Tidak cukup sampai di sana, era digital saat ini yang menjadikan media sosial sebagai standar kehidupan memupuk keberadaan akun validasi diri. Akun-akun Instagram yang umumnya berformat @(nama kampus)_cantik akan mempublikasi foto perempuan dengan standar cantik yang kurang lebih serupa: berkulit putih bersih, bertubuh langsing, bibir mungil, dan lain sebagainya. Postingan tersebut semakin menggiring opini bahwa hanya bentuk-bentuk semacam itulah yang tergolong cantik dan memunculkan kesan bahwa perempuan belum bisa disebut cantik jika foto dirinya tidak dipublikasi akun sejenis. Betapa ironis dan sangat disayangkan, kalangan mahasiswa alih-alih bersikap intelek malah oversimplified mindset tentang kecantikan perempuan.
Ajang kontes kecantikan adalah variasi media lain dari upaya menggiring masyarakat untuk membentuk arti kecantikan. Setelah melihat para pesertanya, para pemirsa dengan mudah menyimpulkan arti mutlak kecantikan: tinggi semampai, badan ramping, hidung mancung, kulit bersih. Munculnya berbagai praktik klinik kecantikan yang menawarkan pelayanan operasi plastik dan perawatan tubuh pun mengindikasikan bahwa upaya mengubah fisik menjadi semirip mungkin dengan standar kecantikan pada umumnya begitu laris manis bagi kalangan masyarakat.
Sebuah pertanyaan mendasar muncul: mengapa kebanyakan kaum wanita hanyut dalam imaji standar kecantikan yang semu? Konstruksi sosial yang berperan besar harus bertanggung jawab. Selain itu, sistem patriarki memaksa perempuan untuk menyenangkan dan memanjakan laki-laki secara visual. Secara tidak langsung, standar kecantikan perempuan merupakan manifestasi imaji laki-laki terhadap perempuan. Patriarki membawa nilai laki-laki memiliki posisi lebih tinggi dari perempuan, membuat perempuan harus melayani visual kaum laki-laki.

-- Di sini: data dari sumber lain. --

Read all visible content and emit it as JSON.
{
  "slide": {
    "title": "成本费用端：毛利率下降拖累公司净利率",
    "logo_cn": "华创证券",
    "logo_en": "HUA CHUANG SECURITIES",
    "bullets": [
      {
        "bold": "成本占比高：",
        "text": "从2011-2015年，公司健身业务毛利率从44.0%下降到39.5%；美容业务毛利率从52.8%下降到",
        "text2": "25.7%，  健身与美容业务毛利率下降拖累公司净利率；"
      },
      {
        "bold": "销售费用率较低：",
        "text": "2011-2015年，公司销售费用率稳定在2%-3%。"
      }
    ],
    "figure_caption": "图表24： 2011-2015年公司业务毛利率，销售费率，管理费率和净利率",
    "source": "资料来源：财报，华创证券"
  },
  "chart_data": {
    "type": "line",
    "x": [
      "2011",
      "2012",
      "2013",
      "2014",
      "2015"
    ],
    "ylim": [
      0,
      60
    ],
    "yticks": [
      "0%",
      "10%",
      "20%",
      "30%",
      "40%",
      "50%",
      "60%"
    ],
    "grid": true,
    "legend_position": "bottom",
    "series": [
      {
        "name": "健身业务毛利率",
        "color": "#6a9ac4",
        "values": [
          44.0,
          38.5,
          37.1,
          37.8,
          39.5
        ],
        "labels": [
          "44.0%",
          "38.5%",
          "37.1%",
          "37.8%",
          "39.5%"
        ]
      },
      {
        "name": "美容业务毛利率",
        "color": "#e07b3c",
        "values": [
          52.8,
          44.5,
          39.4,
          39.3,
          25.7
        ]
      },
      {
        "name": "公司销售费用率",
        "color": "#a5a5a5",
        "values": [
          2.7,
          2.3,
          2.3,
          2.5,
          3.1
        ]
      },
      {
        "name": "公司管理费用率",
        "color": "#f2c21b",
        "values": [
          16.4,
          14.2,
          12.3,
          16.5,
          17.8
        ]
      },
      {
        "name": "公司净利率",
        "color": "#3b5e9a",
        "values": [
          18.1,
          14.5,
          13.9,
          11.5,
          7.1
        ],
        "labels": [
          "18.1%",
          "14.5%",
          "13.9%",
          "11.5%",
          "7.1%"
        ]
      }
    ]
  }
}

Sistem sosial yang memberikan hak istimewa lebih banyak kepada perempuan cantik menjadi motivasi untuk mengejar standar kecantikan sesuai selera masyarakat. Contoh nyatanya, banyak beredar lowongan pekerjaan dalam posisi tertentu dan menuliskan kriteria ‘berpenampilan menarik’ pada salah satu syarat pelamar pekerjaan tersebut.
Kemudian, berbagai pertanyaan muncul, sudah tepatkah perempuan dalam mendefinisikan kecantikan? sebenarnya mengapa dan untuk siapa para perempuan ini berusaha cantik? Dengan berbagai upaya perempuan berlomba-lomba mengejar standar kecantikan yang semu tersebut, siapakah yang akan menang, kaum perempuan dengan kecantikannya, atau kapitalis dengan pundi-pundi serakahnya?